Note: Gross margin is calculated as the proportion of revenue that exceeds the cost of goods sold (COGS).

Exporting dataframes

So far, you have read in data and processed it all within R. For this project, you will need to export the cleaned data from R in a format that can be read into Tableau. The readr package contains write_*() functions that are analogous to the read_*() functions.

write_csv(your_dataframe,"filename.csv")

Read through the documentation. Since write_csv() is writing data, you need to tell R what dataframe (e.g., super_2017) you want to write and the name of the file you intend to create filename.csv. Note that you can also write to another directory just as you read from another directory.

Tableau

So far, we have focused on making single graphics. One strength of Tableau is the ability to create interactive dashboards with interconnected elements.

Part 1: Create your visualizations

Follow the steps from previous labs to connect to the dataset and create two graphics:

  1. A line graph plotting total sales by date

  2. A bar chart plotting the count of transactions by payment type

Part 2: Build your dashboard

Now create a dashboard with these two visualizations by following these steps:

  1. Click the ‘New Dashboard’ icon at the bottom of Tableau Desktop.

  2. Drag each of your visualizations (one at a time) to the dashboard window.

  3. Experiment with moving these visualizations around, resizing them, and editing their titles.

  4. Add interactivity 1: Create a filter based on payment type:

  • Select the bar chart

  • Click ‘More Options’ (the little down arrow on the toolbar next to the graph)
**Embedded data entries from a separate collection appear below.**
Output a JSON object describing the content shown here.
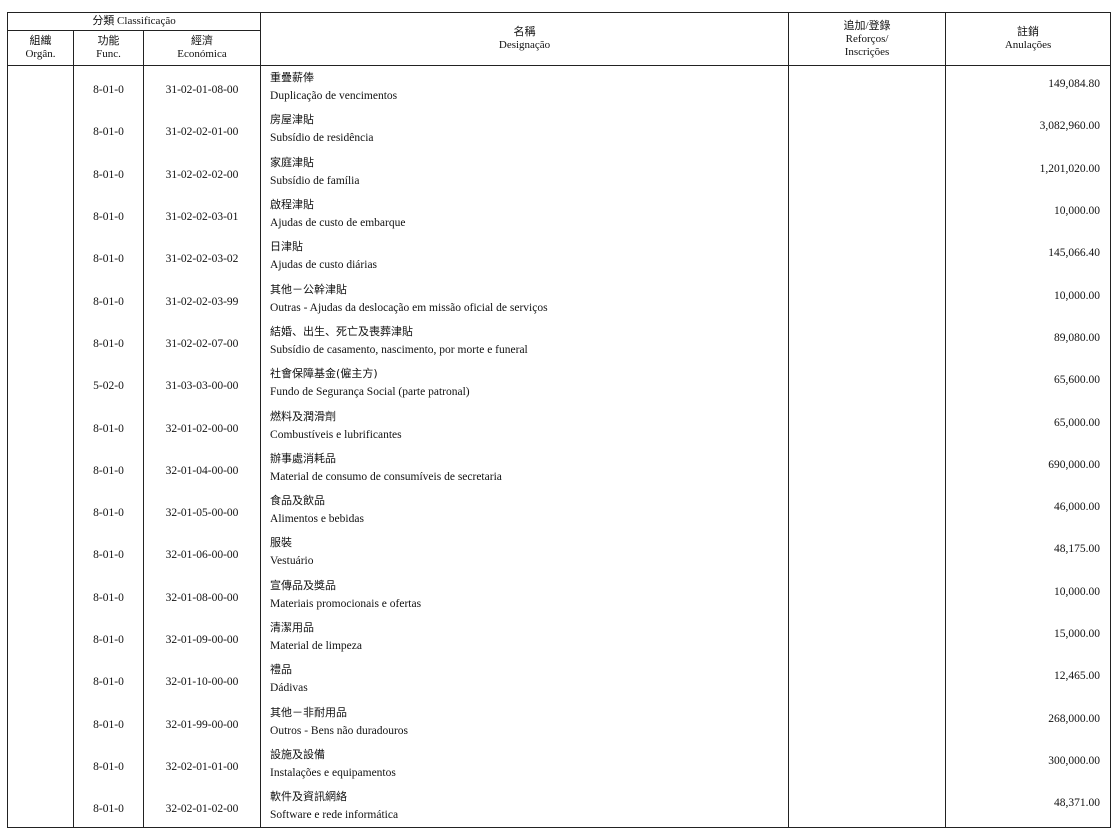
{
  "header": {
    "classification": "分類 Classificação",
    "organ": {
      "zh": "組織",
      "pt": "Orgân."
    },
    "func": {
      "zh": "功能",
      "pt": "Func."
    },
    "economica": {
      "zh": "經濟",
      "pt": "Económica"
    },
    "designacao": {
      "zh": "名稱",
      "pt": "Designação"
    },
    "reforcos": {
      "zh": "追加/登錄",
      "pt1": "Reforços/",
      "pt2": "Inscrições"
    },
    "anulacoes": {
      "zh": "註銷",
      "pt": "Anulações"
    }
  },
  "rows": [
    {
      "organ": "",
      "func": "8-01-0",
      "econ": "31-02-01-08-00",
      "zh": "重疊薪俸",
      "pt": "Duplicação de vencimentos",
      "reforcos": "",
      "anulacoes": "149,084.80"
    },
    {
      "organ": "",
      "func": "8-01-0",
      "econ": "31-02-02-01-00",
      "zh": "房屋津貼",
      "pt": "Subsídio de residência",
      "reforcos": "",
      "anulacoes": "3,082,960.00"
    },
    {
      "organ": "",
      "func": "8-01-0",
      "econ": "31-02-02-02-00",
      "zh": "家庭津貼",
      "pt": "Subsídio de família",
      "reforcos": "",
      "anulacoes": "1,201,020.00"
    },
    {
      "organ": "",
      "func": "8-01-0",
      "econ": "31-02-02-03-01",
      "zh": "啟程津貼",
      "pt": "Ajudas de custo de embarque",
      "reforcos": "",
      "anulacoes": "10,000.00"
    },
    {
      "organ": "",
      "func": "8-01-0",
      "econ": "31-02-02-03-02",
      "zh": "日津貼",
      "pt": "Ajudas de custo diárias",
      "reforcos": "",
      "anulacoes": "145,066.40"
    },
    {
      "organ": "",
      "func": "8-01-0",
      "econ": "31-02-02-03-99",
      "zh": "其他－公幹津貼",
      "pt": "Outras - Ajudas da deslocação em missão oficial de serviços",
      "reforcos": "",
      "anulacoes": "10,000.00"
    },
    {
      "organ": "",
      "func": "8-01-0",
      "econ": "31-02-02-07-00",
      "zh": "結婚、出生、死亡及喪葬津貼",
      "pt": "Subsídio de casamento, nascimento, por morte e funeral",
      "reforcos": "",
      "anulacoes": "89,080.00"
    },
    {
      "organ": "",
      "func": "5-02-0",
      "econ": "31-03-03-00-00",
      "zh": "社會保障基金(僱主方)",
      "pt": "Fundo de Segurança Social (parte patronal)",
      "reforcos": "",
      "anulacoes": "65,600.00"
    },
    {
      "organ": "",
      "func": "8-01-0",
      "econ": "32-01-02-00-00",
      "zh": "燃料及潤滑劑",
      "pt": "Combustíveis e lubrificantes",
      "reforcos": "",
      "anulacoes": "65,000.00"
    },
    {
      "organ": "",
      "func": "8-01-0",
      "econ": "32-01-04-00-00",
      "zh": "辦事處消耗品",
      "pt": "Material de consumo de consumíveis de secretaria",
      "reforcos": "",
      "anulacoes": "690,000.00"
    },
    {
      "organ": "",
      "func": "8-01-0",
      "econ": "32-01-05-00-00",
      "zh": "食品及飲品",
      "pt": "Alimentos e bebidas",
      "reforcos": "",
      "anulacoes": "46,000.00"
    },
    {
      "organ": "",
      "func": "8-01-0",
      "econ": "32-01-06-00-00",
      "zh": "服裝",
      "pt": "Vestuário",
      "reforcos": "",
      "anulacoes": "48,175.00"
    },
    {
      "organ": "",
      "func": "8-01-0",
      "econ": "32-01-08-00-00",
      "zh": "宣傳品及獎品",
      "pt": "Materiais promocionais e ofertas",
      "reforcos": "",
      "anulacoes": "10,000.00"
    },
    {
      "organ": "",
      "func": "8-01-0",
      "econ": "32-01-09-00-00",
      "zh": "清潔用品",
      "pt": "Material de limpeza",
      "reforcos": "",
      "anulacoes": "15,000.00"
    },
    {
      "organ": "",
      "func": "8-01-0",
      "econ": "32-01-10-00-00",
      "zh": "禮品",
      "pt": "Dádivas",
      "reforcos": "",
      "anulacoes": "12,465.00"
    },
    {
      "organ": "",
      "func": "8-01-0",
      "econ": "32-01-99-00-00",
      "zh": "其他－非耐用品",
      "pt": "Outros - Bens não duradouros",
      "reforcos": "",
      "anulacoes": "268,000.00"
    },
    {
      "organ": "",
      "func": "8-01-0",
      "econ": "32-02-01-01-00",
      "zh": "設施及設備",
      "pt": "Instalações e equipamentos",
      "reforcos": "",
      "anulacoes": "300,000.00"
    },
    {
      "organ": "",
      "func": "8-01-0",
      "econ": "32-02-01-02-00",
      "zh": "軟件及資訊網絡",
      "pt": "Software e rede informática",
      "reforcos": "",
      "anulacoes": "48,371.00"
    }
  ]
}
  • Select ‘Use as filter’

What did this do?

  1. Add interactivity 2: Create a filter based on city that applied to both visualizations:
  • Go back to the worksheet with your line graph

  • Drag the field ‘City’ to the filters card (and select all)

  • Return to your dashboard

  • Select the line chart

  • Click ‘More Options’ -> ‘Filter’ -> ‘City’

  • Change the city filters

What happens?

  • Select the new pane with your city filter

  • Click ‘More Options’ -> ‘Apply to Worksheets’ -> ‘Selected Worksheets’ (this dropdown appears next to the city filter)

What did this do?

  1. Play around with formatting:
  • Try adding text. Can you change the text box so that you can place it on top of your figures?

  • Try adding an image from the web.

  • Try adding an extension (just pick one that sounds cool)